EDIT: I guess I should have put this in Tech & Science

Epyk MD

Epyk MD

Number 8 is scary bro.

Keyser Söze

Keyser Söze

Invisible holes of gravitational pull with an inescapable event horizon generally are.

It's the abyss...

Guest


Guest

Epyk wrote:Number 8 is scary bro.
We could get rid of 4chan and the cdi with that.

Guest


Guest

Excellent read greg as always.

Keyser Söze

Keyser Söze

Or could we?

Epyk MD

Epyk MD

it made me think...
if say this random customer is swallowed by a black whole...so are his memories of me...if HIS memory of me is pulled through the EH..are all memories of me pulled through...and if all memories of me are pulled through....do I cease to exist?

Keyser Söze

Keyser Söze

Or do you remain, without memory and conscience of being?

Epyk MD

Epyk MD

Exactly...scary bro.

Guest


Guest

Jack Torrance wrote:Or could we?
Well if it is true we could.

Guest


Guest

Epyk wrote:Exactly...scary bro.
oh shit that is man.

Keyser Söze

Keyser Söze

But how would we ever know?

If it's true the dynamics of the very fact prohibit us from knowing it, otherwise we're just none the wiser.

Epyk MD

Epyk MD

Then again..light itself is pulled in all the time and doesn't cease to exist.....then abain maybe it hasn't reached the EH yet...and lights expectancy date is some time in may 2012

Zillah

Zillah

dude theoretical physics is the shit... *nerdgasm*

Zillah

Zillah

Jack Torrance wrote:If you square the
charge of the electron and then divide it by the speed of light times Planck's constant,
all the dimensions (mass, time and distance) cancel out, yielding a so-called "pure
number" -- alpha, which is just slightly over 1/137. But why is it not precisely
1/137 or some other value entirely?

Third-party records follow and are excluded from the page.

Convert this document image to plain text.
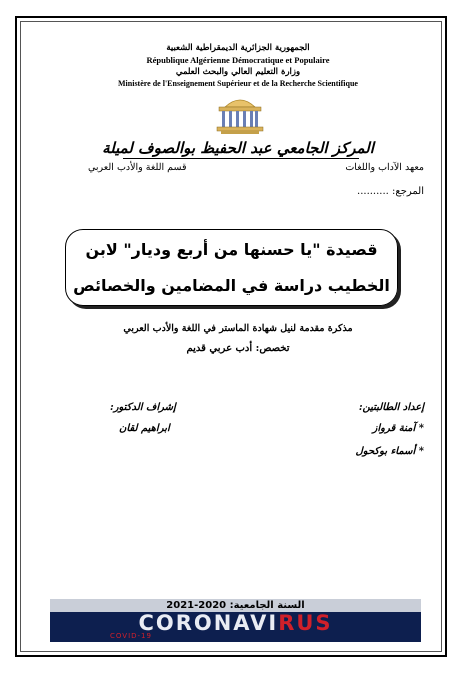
الجمهورية الجزائرية الديمقراطية الشعبية
République Algérienne Démocratique et Populaire
وزارة التعليم العالي والبحث العلمي
Ministère de l'Enseignement Supérieur et de la Recherche Scientifique
المركز الجامعي عبد الحفيظ بوالصوف لميلة
معهد الآداب واللغات
قسم اللغة والأدب العربي
المرجع: ..........
قصيدة "يا حسنها من أربع وديار" لابن
الخطيب دراسة في المضامين والخصائص
مذكرة مقدمة لنيل شهادة الماستر في اللغة والأدب العربي
تخصص: أدب عربي قديم
إعداد الطالبتين:
* آمنة قرواز
* أسماء بوكحول
إشراف الدكتور:
ابراهيم لقان
السنة الجامعية: 2020-2021
CORONAVIRUS
COVID-19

Physicists and even mystics have tried in vain to
explain why.

thats pretty fuckin leet btw

Epyk MD

Epyk MD

Zillah wrote:
Jack Torrance wrote:If you square the
charge of the electron and then divide it by the speed of light times Planck's constant,
all the dimensions (mass, time and distance) cancel out, yielding a so-called "pure
number" -- alpha, which is just slightly over 1/137. But why is it not precisely
1/137 or some other value entirely? Physicists and even mystics have tried in vain to
explain why.

thats pretty fuckin leet btw

So that's the real meaning of life hmm?

Zillah

Zillah

yeah, the creator of the universe was definitely trying to show us something there

Keyser Söze

Keyser Söze

No.

42.

Khfan60

Khfan60

My suggestion:

We dump the cast of Jersey Shore into a black hole. All of America's problems will be solved.